I've been aware of this for years. Probably since I've seen each of these movies. But, I remain defiant, resistant, to the veritable essence of "simplicity." Why? I don't know. Just stubborn, I guess.
As if to prove my stubbornness was correct, sometime around 2001, I set out to write an epic science fiction story. It's gone through many incarnations... a partial script, then a short story, then a different short story, then a novel based on the second story, then a brand new script based on the second story (but not the novel). Needless to say, there were a lot of characters, a lot of subplots, and it was... complicated.
I'd argue that it's necessarily complicated, because of the world the story inhabits (a la The Matrix). The geopolitical atmosphere of the story's future Earth needs told! The very structures of the militaries of the future need explaining! The mission planning processes of future Earth's space agencies need to be shown!
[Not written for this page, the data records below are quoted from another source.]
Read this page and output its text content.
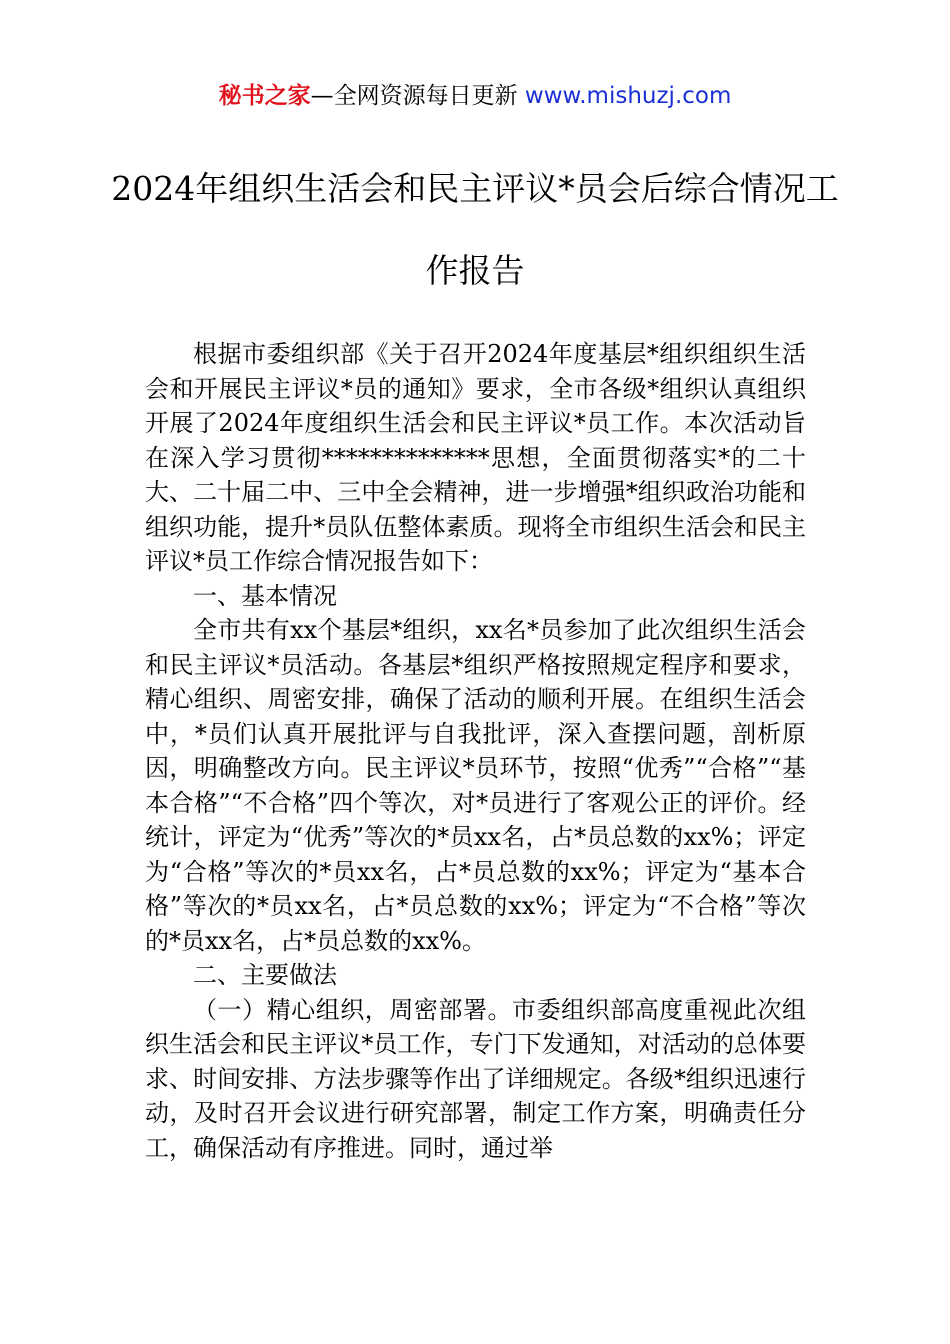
秘书之家—全网资源每日更新 www.mishuzj.com
2024年组织生活会和民主评议*员会后综合情况工作报告

根据市委组织部《关于召开2024年度基层*组织组织生活会和开展民主评议*员的通知》要求，全市各级*组织认真组织开展了2024年度组织生活会和民主评议*员工作。本次活动旨在深入学习贯彻**************思想，全面贯彻落实*的二十大、二十届二中、三中全会精神，进一步增强*组织政治功能和组织功能，提升*员队伍整体素质。现将全市组织生活会和民主评议*员工作综合情况报告如下：

一、基本情况

全市共有xx个基层*组织，xx名*员参加了此次组织生活会和民主评议*员活动。各基层*组织严格按照规定程序和要求，精心组织、周密安排，确保了活动的顺利开展。在组织生活会中，*员们认真开展批评与自我批评，深入查摆问题，剖析原因，明确整改方向。民主评议*员环节，按照“优秀”“合格”“基本合格”“不合格”四个等次，对*员进行了客观公正的评价。经统计，评定为“优秀”等次的*员xx名，占*员总数的xx%；评定为“合格”等次的*员xx名，占*员总数的xx%；评定为“基本合格”等次的*员xx名，占*员总数的xx%；评定为“不合格”等次的*员xx名，占*员总数的xx%。

二、主要做法

（一）精心组织，周密部署。市委组织部高度重视此次组织生活会和民主评议*员工作，专门下发通知，对活动的总体要求、时间安排、方法步骤等作出了详细规定。各级*组织迅速行动，及时召开会议进行研究部署，制定工作方案，明确责任分工，确保活动有序推进。同时，通过举
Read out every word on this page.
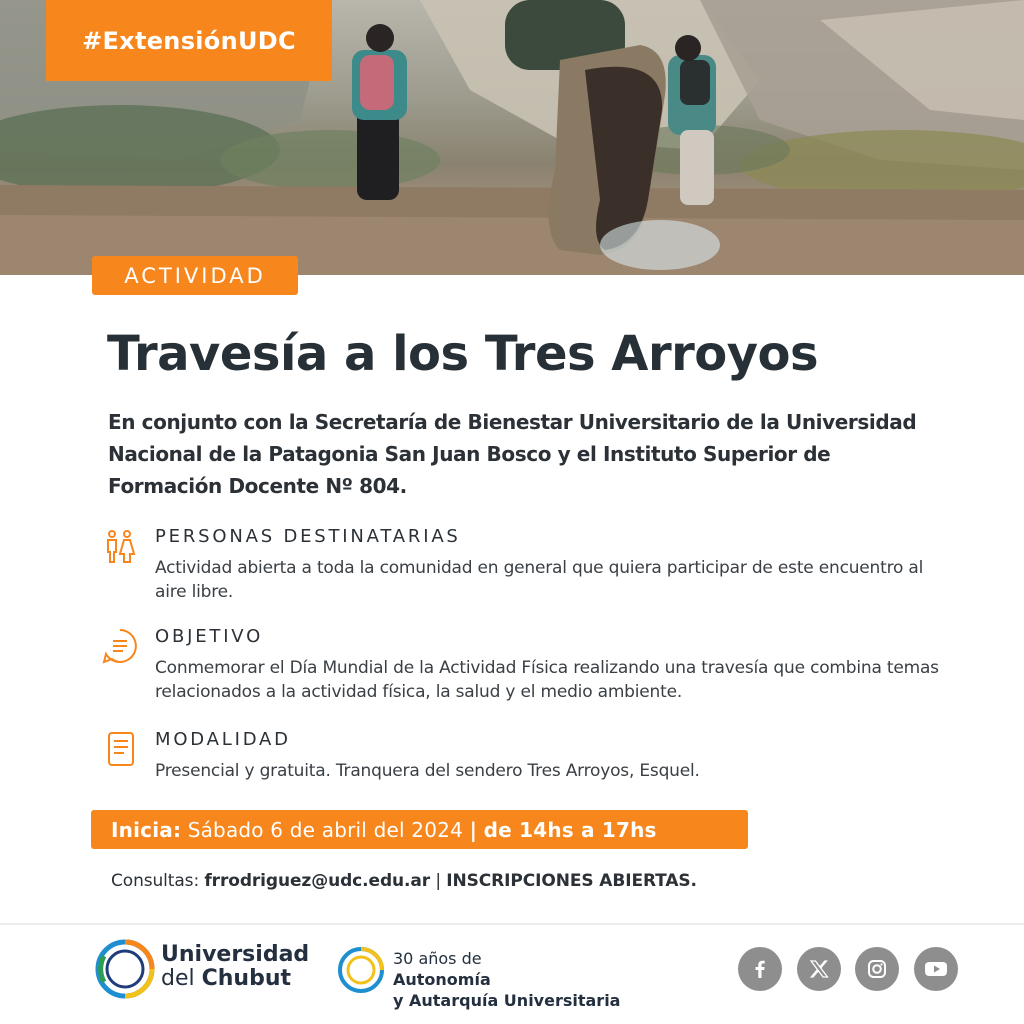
#ExtensiónUDC
ACTIVIDAD
Travesía a los Tres Arroyos
En conjunto con la Secretaría de Bienestar Universitario de la Universidad Nacional de la Patagonia San Juan Bosco y el Instituto Superior de Formación Docente Nº 804.
PERSONAS DESTINATARIAS
Actividad abierta a toda la comunidad en general que quiera participar de este encuentro al aire libre.
OBJETIVO
Conmemorar el Día Mundial de la Actividad Física realizando una travesía que combina temas relacionados a la actividad física, la salud y el medio ambiente.
MODALIDAD
Presencial y gratuita. Tranquera del sendero Tres Arroyos, Esquel.
Inicia:
Sábado 6 de abril del 2024
|
de 14hs a 17hs
Consultas: frrodriguez@udc.edu.ar | INSCRIPCIONES ABIERTAS.
Universidad
del Chubut
30 años de
Autonomía
y Autarquía Universitaria
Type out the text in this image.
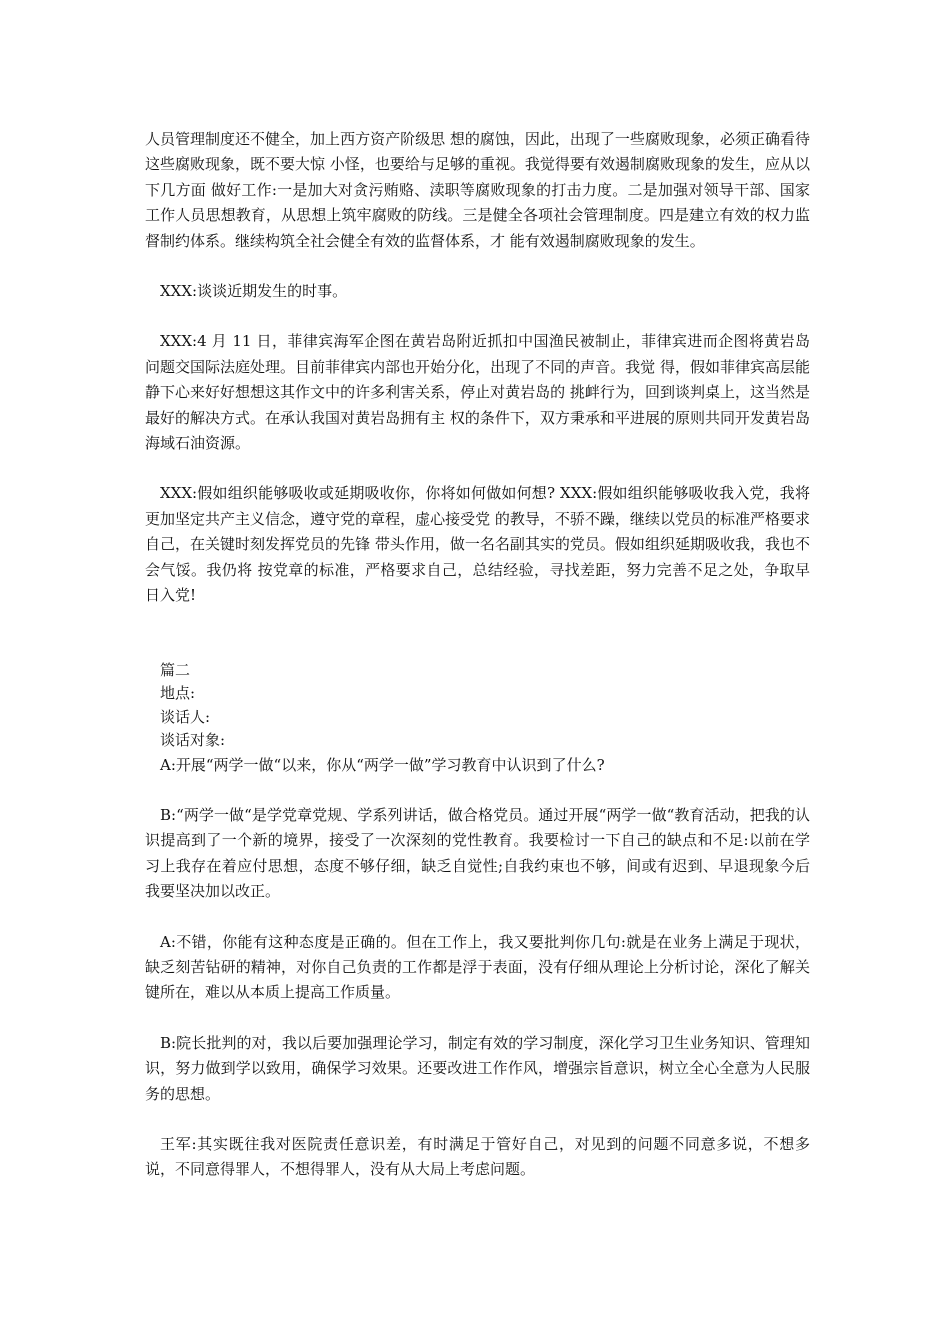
人员管理制度还不健全，加上西方资产阶级思 想的腐蚀，因此，出现了一些腐败现象，必须正确看待这些腐败现象，既不要大惊 小怪，也要给与足够的重视。我觉得要有效遏制腐败现象的发生，应从以下几方面 做好工作:一是加大对贪污贿赂、渎职等腐败现象的打击力度。二是加强对领导干部、国家工作人员思想教育，从思想上筑牢腐败的防线。三是健全各项社会管理制度。四是建立有效的权力监督制约体系。继续构筑全社会健全有效的监督体系，才 能有效遏制腐败现象的发生。

XXX:谈谈近期发生的时事。

XXX:4 月 11 日，菲律宾海军企图在黄岩岛附近抓扣中国渔民被制止，菲律宾进而企图将黄岩岛问题交国际法庭处理。目前菲律宾内部也开始分化，出现了不同的声音。我觉 得，假如菲律宾高层能静下心来好好想想这其作文中的许多利害关系，停止对黄岩岛的 挑衅行为，回到谈判桌上，这当然是最好的解决方式。在承认我国对黄岩岛拥有主 权的条件下，双方秉承和平进展的原则共同开发黄岩岛海域石油资源。

XXX:假如组织能够吸收或延期吸收你，你将如何做如何想? XXX:假如组织能够吸收我入党，我将更加坚定共产主义信念，遵守党的章程，虚心接受党 的教导，不骄不躁，继续以党员的标准严格要求自己，在关键时刻发挥党员的先锋 带头作用，做一名名副其实的党员。假如组织延期吸收我，我也不会气馁。我仍将 按党章的标准，严格要求自己，总结经验，寻找差距，努力完善不足之处，争取早 日入党!

篇二

地点:

谈话人:

谈话对象:

A:开展“两学一做“以来，你从“两学一做”学习教育中认识到了什么?

B:“两学一做“是学党章党规、学系列讲话，做合格党员。通过开展“两学一做“教育活动，把我的认识提高到了一个新的境界，接受了一次深刻的党性教育。我要检讨一下自己的缺点和不足:以前在学习上我存在着应付思想，态度不够仔细，缺乏自觉性;自我约束也不够，间或有迟到、早退现象今后我要坚决加以改正。

A:不错，你能有这种态度是正确的。但在工作上，我又要批判你几句:就是在业务上满足于现状，缺乏刻苦钻研的精神，对你自己负责的工作都是浮于表面，没有仔细从理论上分析讨论，深化了解关键所在，难以从本质上提高工作质量。

B:院长批判的对，我以后要加强理论学习，制定有效的学习制度，深化学习卫生业务知识、管理知识，努力做到学以致用，确保学习效果。还要改进工作作风，增强宗旨意识，树立全心全意为人民服务的思想。

王军:其实既往我对医院责任意识差，有时满足于管好自己，对见到的问题不同意多说，不想多说，不同意得罪人，不想得罪人，没有从大局上考虑问题。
Except, none of them are necessary to answer the question: what's the story about? So I had to accept that I was full of shit, even while publicly defending these elaborate and complicated setups. But, I secretly started to concentrate on the three main characters, whose plots are what the story is about. Each with their own motivations, their own aspirations, and their own destinies. I had to remove unnecessary subplots (they all had "fish out of water" intros, for instance, which are pretty much wastes of time). What difference would it make that the three main characters aren't inherent to the mission at hand? After thinking on that question for a very, very long time, I came to the answer: other than the amount of description and a few extra scenes involving "how they got there," almost no difference at all.
So, as much as it pains me to start cutting away the fat (the glorious, awesome fat), for the benefit of the story/script, I have to do it. A rather large Hollywood production company had already asked to read the old script, but I knew it wasn't ready. I knew the story was overrun by extraneous scenes designed to do little but show how cool my writing and ideas were. But cool doesn't necessarily mean efficient. Or even effective. Unless, of course, cool is what you're going for... and you shouldn't be. You should be going for good. Cool only works if it's a by-product of good. Cool won't help an over-long, under-developed, poorly structured script get sold. Good does that.
And good things tend to be simple. Problem is, simple is hard to write.
Ah, well... nobody becomes a writer to be cool, anyway.